I know, on the surface this looks like no contest, an absurd battle pried from the imagination of desperation in a time of Summer flowers blooming against a sea of ugly, sex scandal, a sterling example of acid-induced faulty parallelism, or worse.
But bear with us.
Once upon a time, in a quaint little town (L.A.) where the scent of freshly brewed coffee mingled with the aroma of blooming flowers, there lived a writer named Vincent . Vincent had two great loves in life: the vibrant, cheerful zinnias that adorned his garden and writing. Little did he know, these two passions were about to collide in the most unexpected way.
Along with the thrill of uncovering the latest scandal.
Vincent was tending to his beloved zinnias. The flowers were in full bloom, their petals a riot of colors that could make even the grumpiest of neighbors smile. As he hummed a tune (probably something from Rage Against the Machine) and gently pruned the plants, his phone buzzed with a notification. It was an alert about the latest developments in the Epstein scandal.
Vincent's heart skipped a beat (his weak heart, companion to his strong mind). The scandal was the talk of the world, and every writer worth their salt was scrambling to cover the latest twists and turns. But as he glanced at his zinnias, their delicate petals swaying in the breeze, he felt a pang of guilt. How could he abandon his floral friends in their time of need? Boosting his despair, a gorgeous butterfly landed on one of his precious blooms. Vincent knew he was in trouble.
Determined to find a balance, Vincent devised a plan. He would split his time between his garden and his writing desk. In the mornings, he would tend to his zinnias, and in the afternoons, he would dive into the murky waters of the scandal. It seemed like the perfect solution.
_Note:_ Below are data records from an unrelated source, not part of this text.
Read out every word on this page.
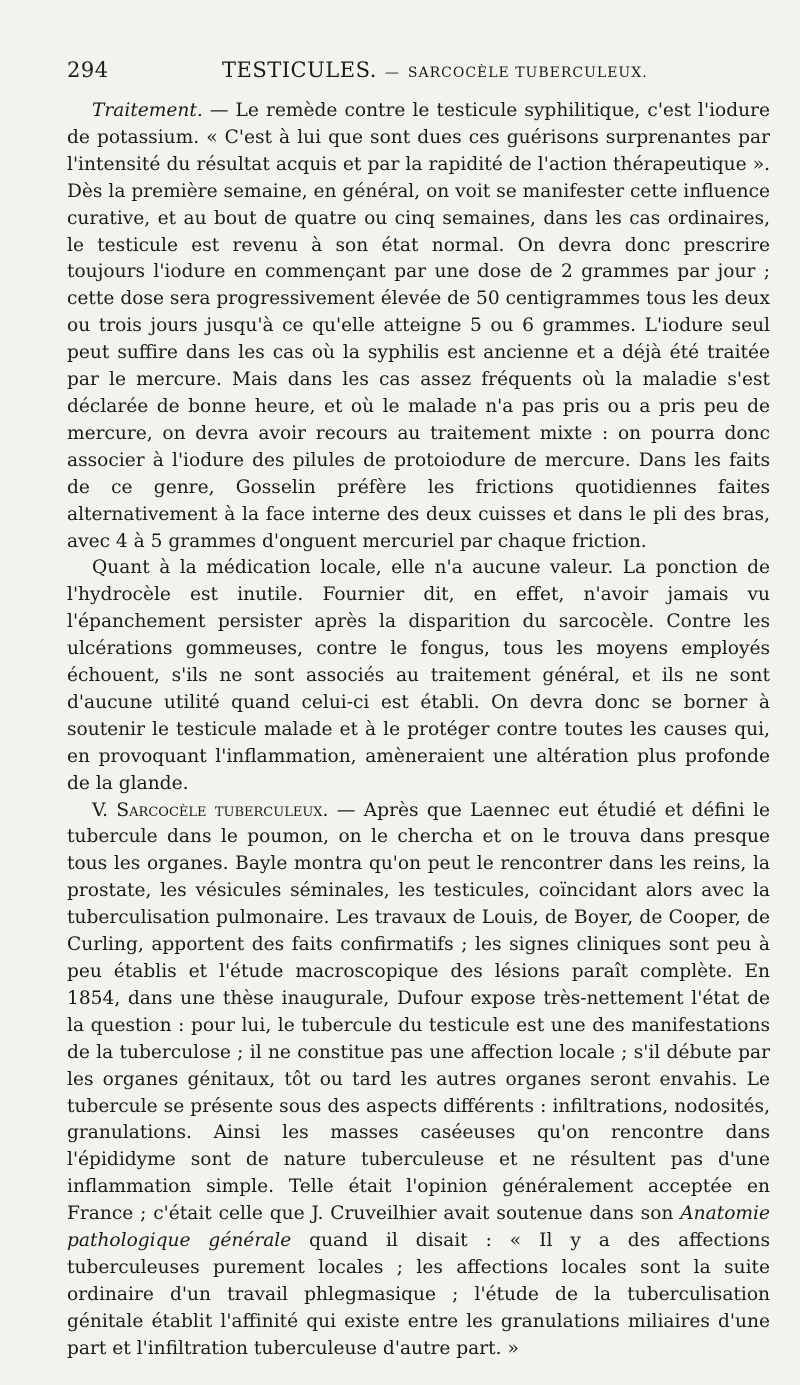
294	TESTICULES. — SARCOCÈLE TUBERCULEUX.

Traitement. — Le remède contre le testicule syphilitique, c'est l'iodure de potassium. « C'est à lui que sont dues ces guérisons surprenantes par l'intensité du résultat acquis et par la rapidité de l'action thérapeutique ». Dès la première semaine, en général, on voit se manifester cette influence curative, et au bout de quatre ou cinq semaines, dans les cas ordinaires, le testicule est revenu à son état normal. On devra donc prescrire toujours l'iodure en commençant par une dose de 2 grammes par jour ; cette dose sera progressivement élevée de 50 centigrammes tous les deux ou trois jours jusqu'à ce qu'elle atteigne 5 ou 6 grammes. L'iodure seul peut suffire dans les cas où la syphilis est ancienne et a déjà été traitée par le mercure. Mais dans les cas assez fréquents où la maladie s'est déclarée de bonne heure, et où le malade n'a pas pris ou a pris peu de mercure, on devra avoir recours au traitement mixte : on pourra donc associer à l'iodure des pilules de protoiodure de mercure. Dans les faits de ce genre, Gosselin préfère les frictions quotidiennes faites alternativement à la face interne des deux cuisses et dans le pli des bras, avec 4 à 5 grammes d'onguent mercuriel par chaque friction.

Quant à la médication locale, elle n'a aucune valeur. La ponction de l'hydrocèle est inutile. Fournier dit, en effet, n'avoir jamais vu l'épanchement persister après la disparition du sarcocèle. Contre les ulcérations gommeuses, contre le fongus, tous les moyens employés échouent, s'ils ne sont associés au traitement général, et ils ne sont d'aucune utilité quand celui-ci est établi. On devra donc se borner à soutenir le testicule malade et à le protéger contre toutes les causes qui, en provoquant l'inflammation, amèneraient une altération plus profonde de la glande.

V. Sarcocèle tuberculeux. — Après que Laennec eut étudié et défini le tubercule dans le poumon, on le chercha et on le trouva dans presque tous les organes. Bayle montra qu'on peut le rencontrer dans les reins, la prostate, les vésicules séminales, les testicules, coïncidant alors avec la tuberculisation pulmonaire. Les travaux de Louis, de Boyer, de Cooper, de Curling, apportent des faits confirmatifs ; les signes cliniques sont peu à peu établis et l'étude macroscopique des lésions paraît complète. En 1854, dans une thèse inaugurale, Dufour expose très-nettement l'état de la question : pour lui, le tubercule du testicule est une des manifestations de la tuberculose ; il ne constitue pas une affection locale ; s'il débute par les organes génitaux, tôt ou tard les autres organes seront envahis. Le tubercule se présente sous des aspects différents : infiltrations, nodosités, granulations. Ainsi les masses caséeuses qu'on rencontre dans l'épididyme sont de nature tuberculeuse et ne résultent pas d'une inflammation simple. Telle était l'opinion généralement acceptée en France ; c'était celle que J. Cruveilhier avait soutenue dans son Anatomie pathologique générale quand il disait : « Il y a des affections tuberculeuses purement locales ; les affections locales sont la suite ordinaire d'un travail phlegmasique ; l'étude de la tuberculisation génitale établit l'affinité qui existe entre les granulations miliaires d'une part et l'infiltration tuberculeuse d'autre part. »
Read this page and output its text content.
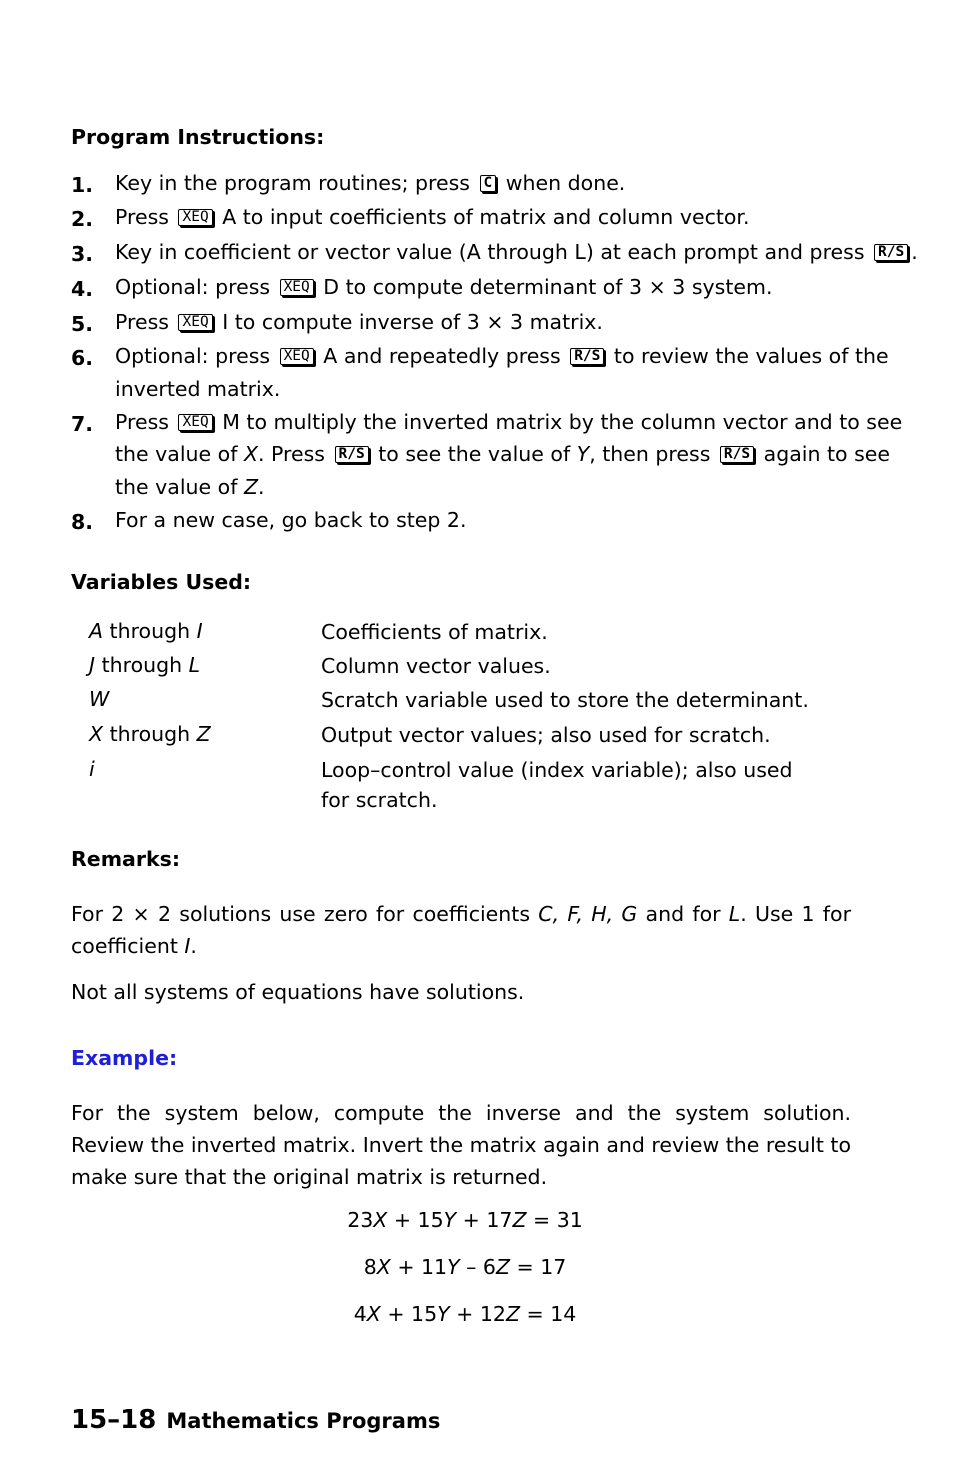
Program Instructions:
1. Key in the program routines; press C when done.
2. Press XEQ A to input coefficients of matrix and column vector.
3. Key in coefficient or vector value (A through L) at each prompt and press R/S .
4. Optional: press XEQ D to compute determinant of 3 × 3 system.
5. Press XEQ I to compute inverse of 3 × 3 matrix.
6. Optional: press XEQ A and repeatedly press R/S to review the values of the
inverted matrix.
7. Press XEQ M to multiply the inverted matrix by the column vector and to see
the value of X. Press R/S to see the value of Y, then press R/S again to see
the value of Z.
8. For a new case, go back to step 2.
Variables Used:
A through I	Coefficients of matrix.
J through L	Column vector values.
W	Scratch variable used to store the determinant.
X through Z	Output vector values; also used for scratch.
i	Loop–control value (index variable); also used for scratch.
Remarks:
For 2 × 2 solutions use zero for coefficients C, F, H, G and for L. Use 1 for coefficient I.
Not all systems of equations have solutions.
Example:
For the system below, compute the inverse and the system solution. Review the inverted matrix. Invert the matrix again and review the result to make sure that the original matrix is returned.
23X + 15Y + 17Z = 31
8X + 11Y – 6Z = 17
4X + 15Y + 12Z = 14
15–18 Mathematics Programs
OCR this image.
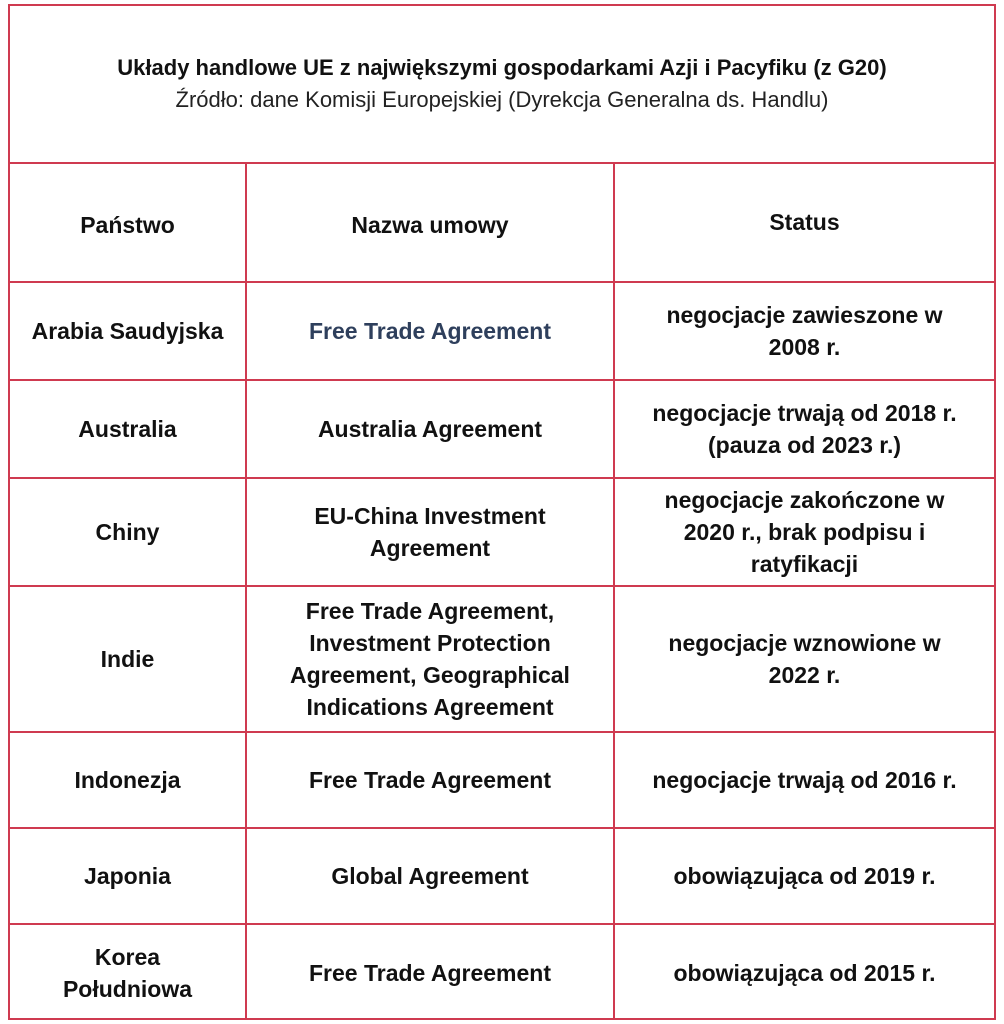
Układy handlowe UE z największymi gospodarkami Azji i Pacyfiku (z G20)
Źródło: dane Komisji Europejskiej (Dyrekcja Generalna ds. Handlu)
Państwo	Nazwa umowy	Status
Arabia Saudyjska	Free Trade Agreement	negocjacje zawieszone w 2008 r.
Australia	Australia Agreement	negocjacje trwają od 2018 r. (pauza od 2023 r.)
Chiny	EU-China Investment Agreement	negocjacje zakończone w 2020 r., brak podpisu i ratyfikacji
Indie	Free Trade Agreement, Investment Protection Agreement, Geographical Indications Agreement	negocjacje wznowione w 2022 r.
Indonezja	Free Trade Agreement	negocjacje trwają od 2016 r.
Japonia	Global Agreement	obowiązująca od 2019 r.
Korea Południowa	Free Trade Agreement	obowiązująca od 2015 r.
However, reality had other plans. As Vincent tried to juggle his dual responsibilities, chaos ensued. One day, while he was deep in thought about a particularly juicy piece of gossip, he accidentally watered his laptop instead of his zinnias.
The next day, he found himself typing up an article about the scandal while sitting in the middle of his garden, much to the amusement of his neighbors.
The final straw came when Vincent, in a moment of sheer exhaustion, mixed up his notes. His article on the Epstein scandal ended up with a paragraph about the best fertilizer for zinnias, and his gardening journal contained a detailed analysis of the scandal's key players. It was a disaster.
In the end, Vincent realized that he couldn't do justice to both his passions at the same time. He made the tough decision to make Terry Trueman write this stupid piece. While he pranced around in his garden, seeing cool shit like this:
And so, Vincent 's struggle became a legend in the town, a tale of a writer torn between scandal and zinnias, and the mishaps that ensued. The townsfolk would often chuckle as they passed by his garden, where the zinnias bloomed brighter than ever, a testament to the enduring love of a writer for his flowers.